Massage Therapy for Arthritis

Massage Therapy for Arthritis

Image result for arthritisIn recognition of May as Arthritis Awareness Month, we explore how this painful condition can be helped with massage therapy. Arthritis is an umbrella term used to describe over 100 medical conditions and diseases, known as rheumatic diseases.

According to the Arthritis Foundation, massage can help with arthritis in two ways. First, it reduces muscle pain caused by spasms. Second, it increases production of endorphins which reduces pain.

For greatest benefit, massage therapy is most effective on a regular basis with a therapist trained and experienced in working with arthritis. The optimum treatment schedule is once a week for one month, then 1-2 times per month thereafter.

Two studies involving arthritis of the hands and knees each concluded that massage therapy is beneficial:

  1. A 2006 study at the Touch Research Institute in Miami demonstrates effects of hand massage in arthritis patients. Dr. Field shows by grip strength pre and post treatment that the treatment group had significant improvement in mobility and function compared to the non-massage control group. Also, to increase synovial fluid production in affected joints, treating the surrounding joint tissues and establishing a methodical treatment interval is suggested (Wine, 1995). As a systemic disease, RA can create blockage in lymph nodes proximal to affected joints, contributing to pain. Gentle friction techniques increase the delivery of oxygen and nutrients, and assist in the removal of waste products surrounding the affected joints. Massage is contraindicated during an acute inflammatory stage, but when in remission, massage can effectively manage symptoms, prevent inflammation, and reduce joint damage.

Massage therapy is safe and effective to reduce pain and improve function in adults with osteoarthritis of the knee, researchers at the Yale Prevention Research Center and at the University of Medicine and Dentistry of New Jersey (UMDNJ) report in the first clinical trial to assess the effectiveness of this treatment.

The 16-week study identifying the benefits of massage on osteoarthritis patients with pain, stiffness and limited RoM was published in the December 2006 Archives of Internal Medicine. Osteoarthritis, affecting 21 million Americans, causes more physical limitation than lung disease, heart disease and diabetes mellitus, according to the CDC.

The 68 study participants were randomly assigned either to an intervention group that received massage therapy immediately, or to a wait-list control group that received massage after an 8-week delay. Both groups continued previously prescribed medications and treatments.

Participants in the intervention group received a standard 1-hour massage twice a week for 4 weeks, followed by massage once a week for the next 4 weeks at the Siegler Center for Integrative Medicine at Saint Barnabus Ambulatory Care Center in Livingston, NJ. After the first 8 weeks of massage therapy, participants had improved flexibility, less pain and improved range of motion.

The primary study outcomes were changes in the Western Ontario and McMaster Universities Osteoarthritis Index pain and functional scores, as well as changes in the Visual Analog Scale assessment of pain.
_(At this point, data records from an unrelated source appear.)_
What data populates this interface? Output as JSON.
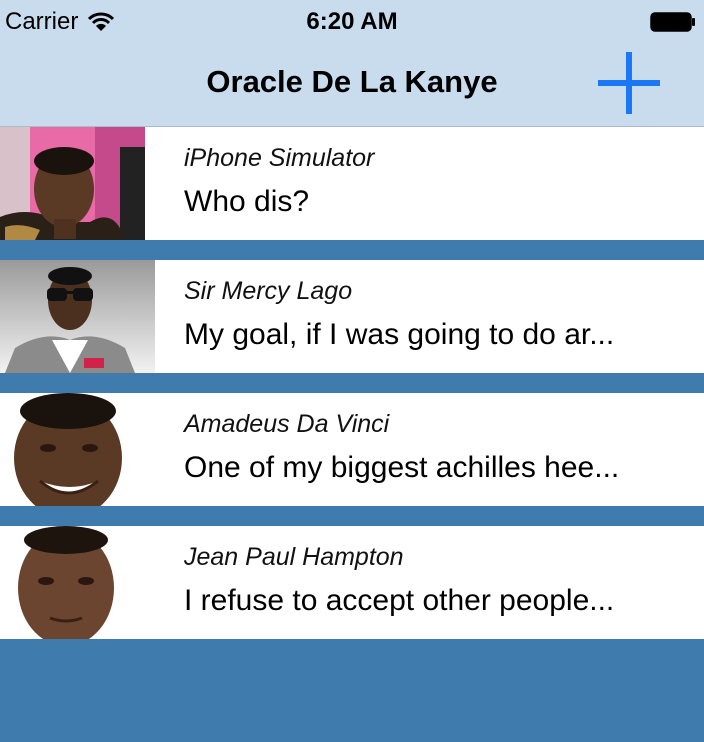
{
  "status_bar": {
    "carrier": "Carrier",
    "time": "6:20 AM",
    "icons": [
      "wifi-icon",
      "battery-icon"
    ]
  },
  "nav": {
    "title": "Oracle De La Kanye",
    "add_icon": "plus-icon"
  },
  "colors": {
    "nav_background": "#c8dcee",
    "list_background": "#3f7bad",
    "accent": "#1a78f4",
    "row_background": "#ffffff"
  },
  "messages": [
    {
      "author": "iPhone Simulator",
      "text": "Who dis?",
      "avatar": "kanye-photo-1"
    },
    {
      "author": "Sir Mercy Lago",
      "text": "My goal, if I was going to do ar...",
      "avatar": "kanye-photo-2"
    },
    {
      "author": "Amadeus Da Vinci",
      "text": "One of my biggest achilles hee...",
      "avatar": "kanye-photo-3"
    },
    {
      "author": "Jean Paul Hampton",
      "text": "I refuse to accept other people...",
      "avatar": "kanye-photo-4"
    }
  ]
}
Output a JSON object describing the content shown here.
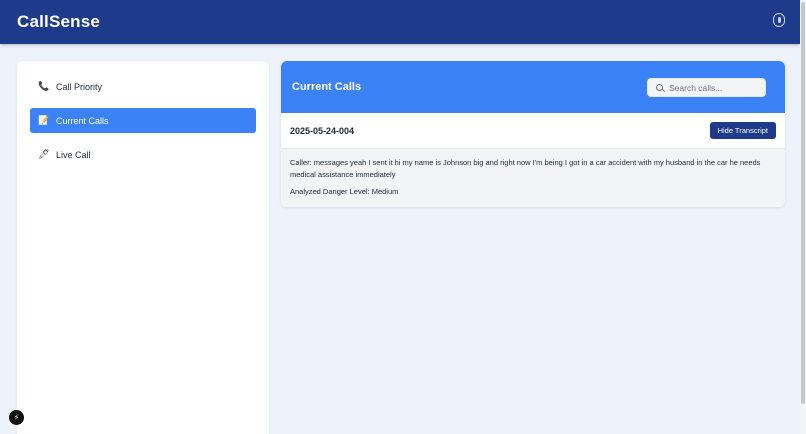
{
  "app": {
    "title": "CallSense"
  },
  "sidebar": {
    "items": [
      {
        "label": "Call Priority",
        "icon": "phone-icon"
      },
      {
        "label": "Current Calls",
        "icon": "memo-icon",
        "active": true
      },
      {
        "label": "Live Call",
        "icon": "pen-icon"
      }
    ]
  },
  "main": {
    "title": "Current Calls",
    "search": {
      "placeholder": "Search calls...",
      "value": ""
    },
    "call": {
      "id": "2025-05-24-004",
      "toggle_label": "Hide Transcript",
      "transcript": "Caller: messages yeah I sent it hi my name is Johnson big and right now I'm being I got in a car accident with my husband in the car he needs medical assistance immediately",
      "danger_level": "Analyzed Danger Level: Medium"
    }
  },
  "colors": {
    "header_bg": "#1e3a8a",
    "accent": "#3b82f6",
    "page_bg": "#eef3fb"
  }
}
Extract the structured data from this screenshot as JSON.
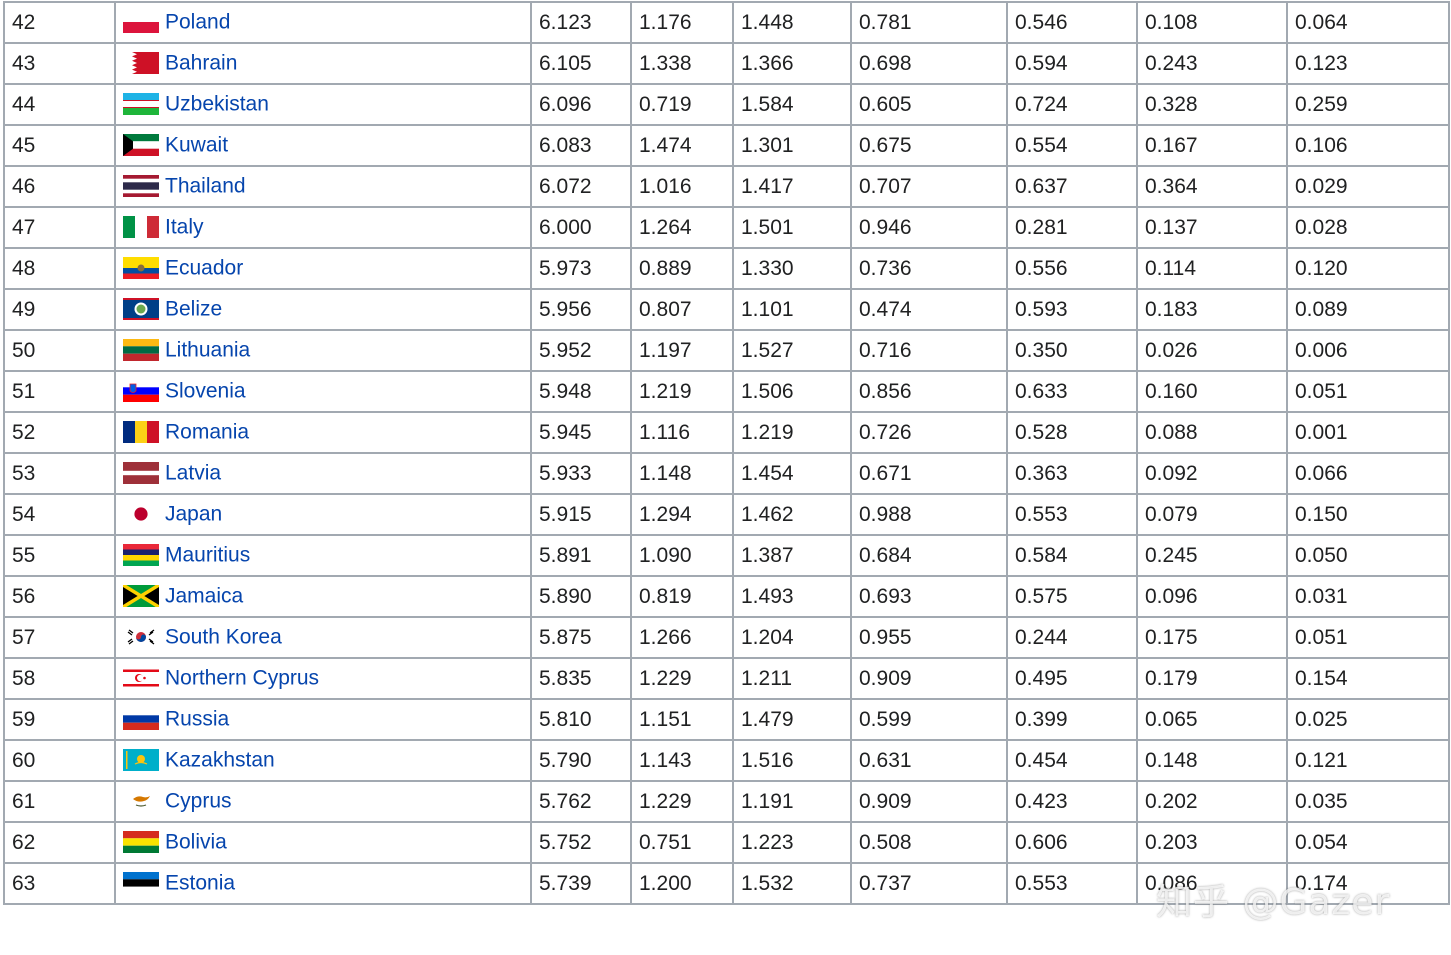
{
  "watermark": "知乎 @Gazer",
  "rows": [
    {
      "rank": "42",
      "country": "Poland",
      "flag": "poland-flag-icon",
      "v": [
        "6.123",
        "1.176",
        "1.448",
        "0.781",
        "0.546",
        "0.108",
        "0.064"
      ]
    },
    {
      "rank": "43",
      "country": "Bahrain",
      "flag": "bahrain-flag-icon",
      "v": [
        "6.105",
        "1.338",
        "1.366",
        "0.698",
        "0.594",
        "0.243",
        "0.123"
      ]
    },
    {
      "rank": "44",
      "country": "Uzbekistan",
      "flag": "uzbekistan-flag-icon",
      "v": [
        "6.096",
        "0.719",
        "1.584",
        "0.605",
        "0.724",
        "0.328",
        "0.259"
      ]
    },
    {
      "rank": "45",
      "country": "Kuwait",
      "flag": "kuwait-flag-icon",
      "v": [
        "6.083",
        "1.474",
        "1.301",
        "0.675",
        "0.554",
        "0.167",
        "0.106"
      ]
    },
    {
      "rank": "46",
      "country": "Thailand",
      "flag": "thailand-flag-icon",
      "v": [
        "6.072",
        "1.016",
        "1.417",
        "0.707",
        "0.637",
        "0.364",
        "0.029"
      ]
    },
    {
      "rank": "47",
      "country": "Italy",
      "flag": "italy-flag-icon",
      "v": [
        "6.000",
        "1.264",
        "1.501",
        "0.946",
        "0.281",
        "0.137",
        "0.028"
      ]
    },
    {
      "rank": "48",
      "country": "Ecuador",
      "flag": "ecuador-flag-icon",
      "v": [
        "5.973",
        "0.889",
        "1.330",
        "0.736",
        "0.556",
        "0.114",
        "0.120"
      ]
    },
    {
      "rank": "49",
      "country": "Belize",
      "flag": "belize-flag-icon",
      "v": [
        "5.956",
        "0.807",
        "1.101",
        "0.474",
        "0.593",
        "0.183",
        "0.089"
      ]
    },
    {
      "rank": "50",
      "country": "Lithuania",
      "flag": "lithuania-flag-icon",
      "v": [
        "5.952",
        "1.197",
        "1.527",
        "0.716",
        "0.350",
        "0.026",
        "0.006"
      ]
    },
    {
      "rank": "51",
      "country": "Slovenia",
      "flag": "slovenia-flag-icon",
      "v": [
        "5.948",
        "1.219",
        "1.506",
        "0.856",
        "0.633",
        "0.160",
        "0.051"
      ]
    },
    {
      "rank": "52",
      "country": "Romania",
      "flag": "romania-flag-icon",
      "v": [
        "5.945",
        "1.116",
        "1.219",
        "0.726",
        "0.528",
        "0.088",
        "0.001"
      ]
    },
    {
      "rank": "53",
      "country": "Latvia",
      "flag": "latvia-flag-icon",
      "v": [
        "5.933",
        "1.148",
        "1.454",
        "0.671",
        "0.363",
        "0.092",
        "0.066"
      ]
    },
    {
      "rank": "54",
      "country": "Japan",
      "flag": "japan-flag-icon",
      "v": [
        "5.915",
        "1.294",
        "1.462",
        "0.988",
        "0.553",
        "0.079",
        "0.150"
      ]
    },
    {
      "rank": "55",
      "country": "Mauritius",
      "flag": "mauritius-flag-icon",
      "v": [
        "5.891",
        "1.090",
        "1.387",
        "0.684",
        "0.584",
        "0.245",
        "0.050"
      ]
    },
    {
      "rank": "56",
      "country": "Jamaica",
      "flag": "jamaica-flag-icon",
      "v": [
        "5.890",
        "0.819",
        "1.493",
        "0.693",
        "0.575",
        "0.096",
        "0.031"
      ]
    },
    {
      "rank": "57",
      "country": "South Korea",
      "flag": "south-korea-flag-icon",
      "v": [
        "5.875",
        "1.266",
        "1.204",
        "0.955",
        "0.244",
        "0.175",
        "0.051"
      ]
    },
    {
      "rank": "58",
      "country": "Northern Cyprus",
      "flag": "northern-cyprus-flag-icon",
      "v": [
        "5.835",
        "1.229",
        "1.211",
        "0.909",
        "0.495",
        "0.179",
        "0.154"
      ]
    },
    {
      "rank": "59",
      "country": "Russia",
      "flag": "russia-flag-icon",
      "v": [
        "5.810",
        "1.151",
        "1.479",
        "0.599",
        "0.399",
        "0.065",
        "0.025"
      ]
    },
    {
      "rank": "60",
      "country": "Kazakhstan",
      "flag": "kazakhstan-flag-icon",
      "v": [
        "5.790",
        "1.143",
        "1.516",
        "0.631",
        "0.454",
        "0.148",
        "0.121"
      ]
    },
    {
      "rank": "61",
      "country": "Cyprus",
      "flag": "cyprus-flag-icon",
      "v": [
        "5.762",
        "1.229",
        "1.191",
        "0.909",
        "0.423",
        "0.202",
        "0.035"
      ]
    },
    {
      "rank": "62",
      "country": "Bolivia",
      "flag": "bolivia-flag-icon",
      "v": [
        "5.752",
        "0.751",
        "1.223",
        "0.508",
        "0.606",
        "0.203",
        "0.054"
      ]
    },
    {
      "rank": "63",
      "country": "Estonia",
      "flag": "estonia-flag-icon",
      "v": [
        "5.739",
        "1.200",
        "1.532",
        "0.737",
        "0.553",
        "0.086",
        "0.174"
      ]
    }
  ]
}
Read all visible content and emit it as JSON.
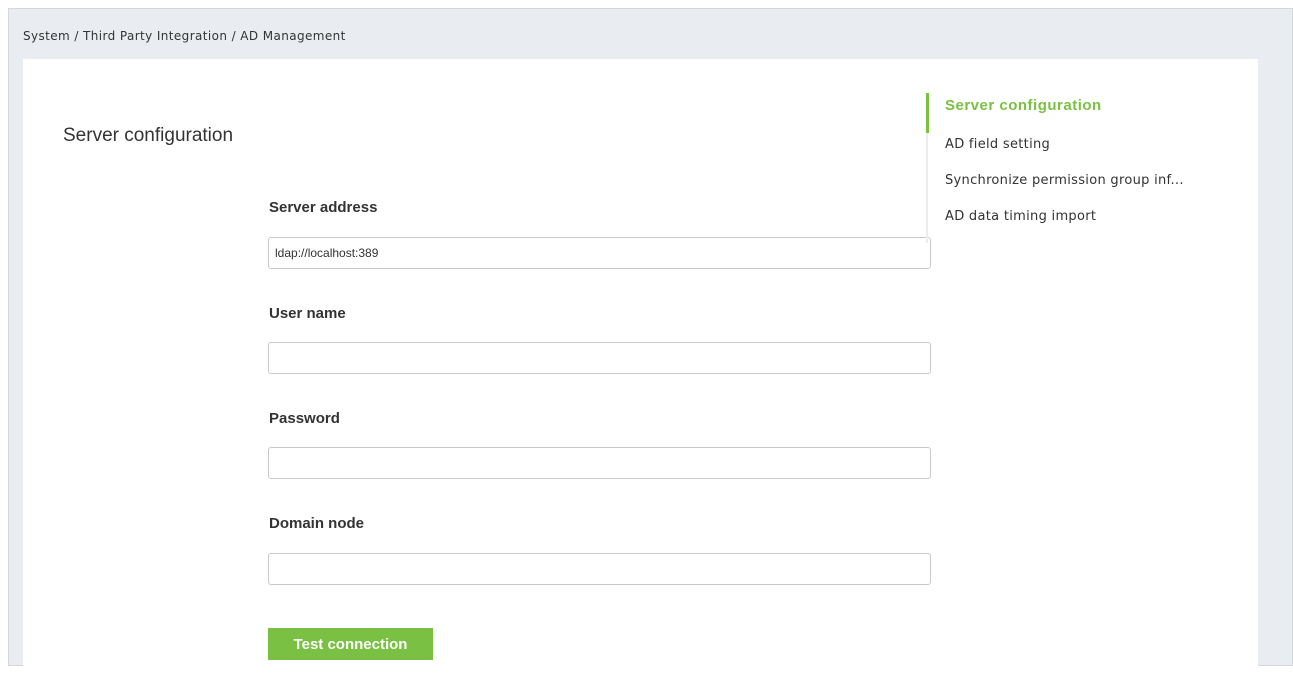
{
  "breadcrumb": {
    "text": "System / Third Party Integration / AD Management"
  },
  "page": {
    "title": "Server configuration"
  },
  "form": {
    "server_address": {
      "label": "Server address",
      "value": "ldap://localhost:389",
      "placeholder": ""
    },
    "user_name": {
      "label": "User name",
      "value": "",
      "placeholder": ""
    },
    "password": {
      "label": "Password",
      "value": "",
      "placeholder": ""
    },
    "domain_node": {
      "label": "Domain node",
      "value": "",
      "placeholder": ""
    },
    "test_button_label": "Test connection"
  },
  "side_nav": {
    "items": [
      {
        "label": "Server configuration",
        "active": true
      },
      {
        "label": "AD field setting",
        "active": false
      },
      {
        "label": "Synchronize permission group inf...",
        "active": false
      },
      {
        "label": "AD data timing import",
        "active": false
      }
    ]
  },
  "colors": {
    "accent": "#7ac143",
    "background": "#e9edf1",
    "panel": "#ffffff",
    "text": "#333333"
  }
}
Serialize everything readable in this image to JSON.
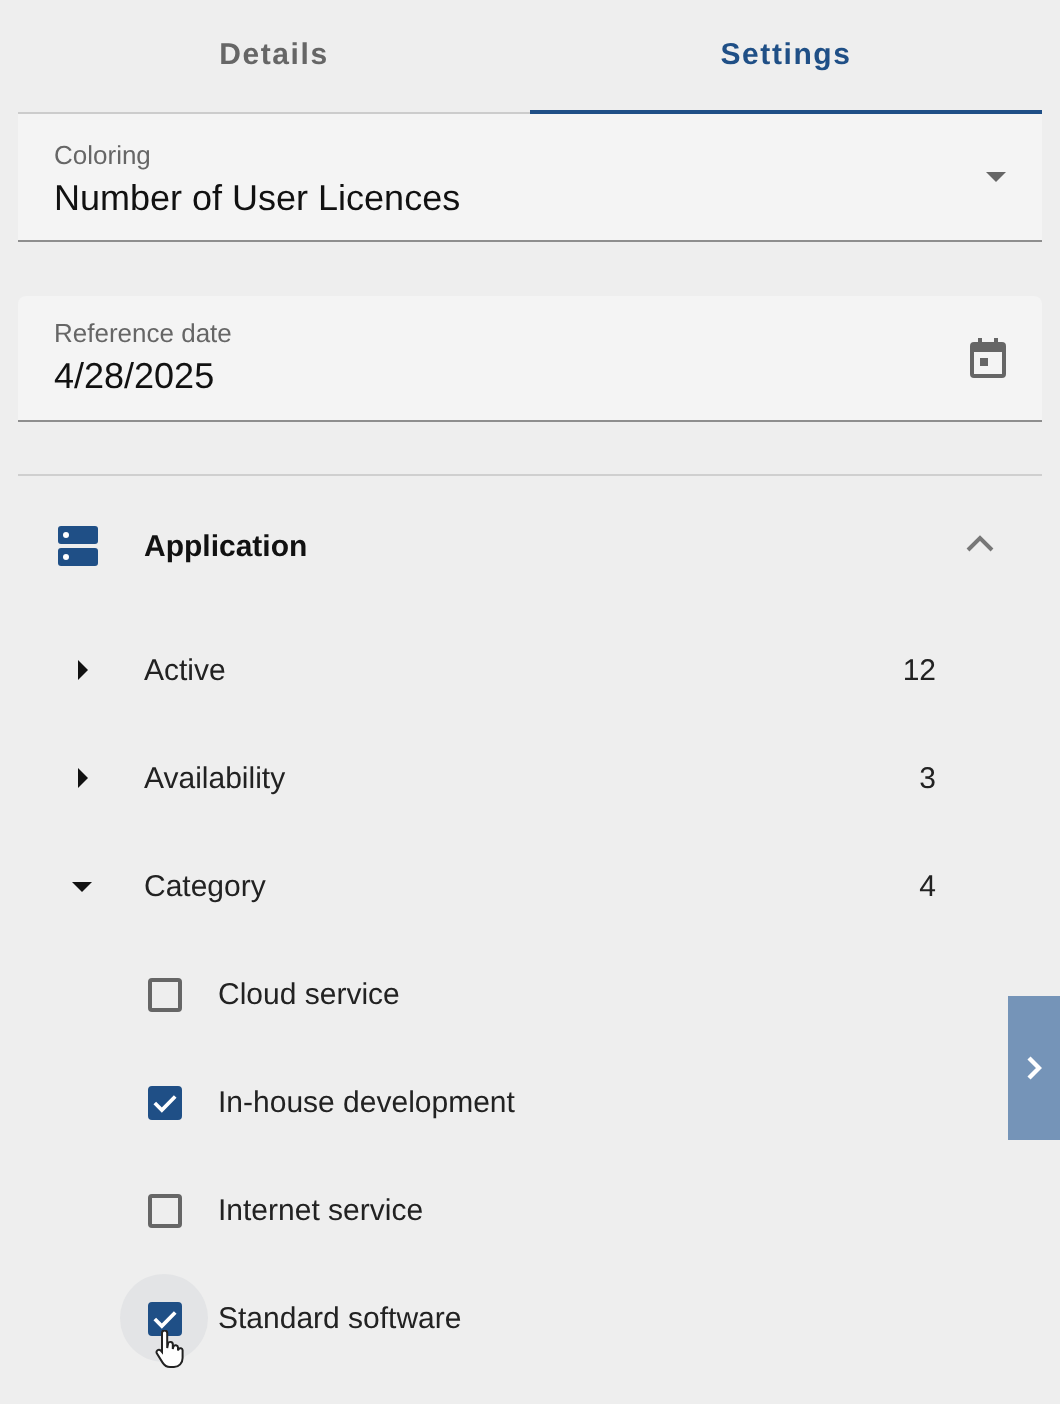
{
  "tabs": [
    {
      "label": "Details",
      "selected": false
    },
    {
      "label": "Settings",
      "selected": true
    }
  ],
  "coloring": {
    "label": "Coloring",
    "value": "Number of User Licences"
  },
  "reference_date": {
    "label": "Reference date",
    "value": "4/28/2025"
  },
  "section": {
    "title": "Application",
    "expanded": true,
    "groups": [
      {
        "label": "Active",
        "count": "12",
        "expanded": false
      },
      {
        "label": "Availability",
        "count": "3",
        "expanded": false
      },
      {
        "label": "Category",
        "count": "4",
        "expanded": true,
        "children": [
          {
            "label": "Cloud service",
            "checked": false,
            "hovered": false
          },
          {
            "label": "In-house development",
            "checked": true,
            "hovered": false
          },
          {
            "label": "Internet service",
            "checked": false,
            "hovered": false
          },
          {
            "label": "Standard software",
            "checked": true,
            "hovered": true
          }
        ]
      }
    ]
  }
}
Measures of pain, stiffness and functional ability were all significantly improved by the intervention as compared to the control group.

Those who continued with only their usual care without massage showed no changes in symptoms. During weeks 9 through 16, they received the massage intervention and experienced benefits similar to those in the original control group. When reassessed 8 weeks after completion of the massage intervention, the benefits of massage persisted at significant levels, with slight reduction in magnitude.

“Massage is free of any known side effects and according to our results, clearly shows therapeutic promise,” said senior investigator of the study David L. Katz, MD, associate adjunct professor in the Dept. of Epidemiology & Public Health at Yale School of Medicine and director of Yale Prevention Research Center. “Massage is important when conventional treatments are far from ideal. NSAIDs are often not well-tolerated. Cox-II inhibitors like Vioxx were developed as substitutes for traditional anti-inflammatory drugs, but pose toxicity problems.”

Katz conducted the study with Adam Perlman, MD, executive director of the Institute for Complementary and Alternative Medicine at the UMDNJ-School of Health-Related Professions. Perlman said “Our results suggest that massage therapy can be used in conjunction with conventional treatment for osteoarthritis,” said Perlman. “Ultimately, massage may be shown to lessen a patient’s reliance on medications and decrease health care costs.”

Perlman and Katz say that further study of the cost-effectiveness and the lasting impact of the intervention is warranted. They have begun collaborating on a follow-up study.”

Our hope is to show that this treatment is not only safe and effective, but cost-effective,” said Perlman. “That could serve to change practice standards so that massage is a more common option for the many patients with osteoarthritis of the knee.”